Internet Use During Inauguration

Filed under: Culture,Current Events — Emily Reeves @ 9:12 am

As reported by the Guardian, online activity dipped during the inauguration.  Google searches, Flickr uploads and Last.fm listening all paused while listening to President Obama’s swearing in ceremony.  Google reported that:

“…the overall query volume of Google searches dropped in the U.S. from the time President Obama took the oath of office until the end of his inaugural speech, demonstrating that all eyes were on today’s festivities.”

However, the number of people trying to watch the ceremony live from their computers was incredibly high and caused some streaming difficulties for viewers.  According to a New York Times article:

“CNN said it provided more than 21.3 million video streams over a nine-hour span up to midafternoon.

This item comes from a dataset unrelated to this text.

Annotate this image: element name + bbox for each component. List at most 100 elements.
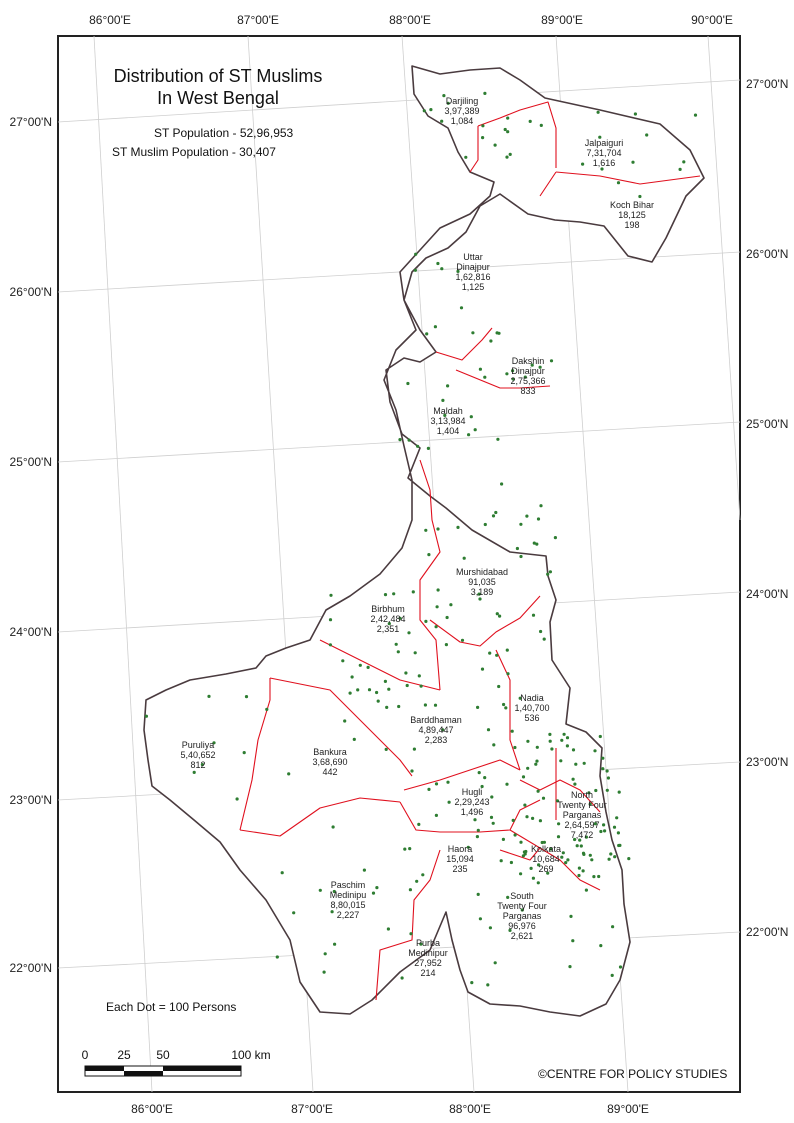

That blew past the 5.3 million streams provided during all of Election Day. At its peak, CNN.com fed 1.3 million live streams simultaneously, according to Jennifer Martin, a spokeswoman for the site.”

As Google points out, there has been a significant shift in internet use since the last presidential inauguration:

“During the last nine years, the growth of the Internet has changed the way the world seeks information. From President Bush’s first inaugural address in 2001 to his second in 2005, the number of inauguration-related searches increased by more than a factor of ten. From 2005 to today’s address, the number grew even more.”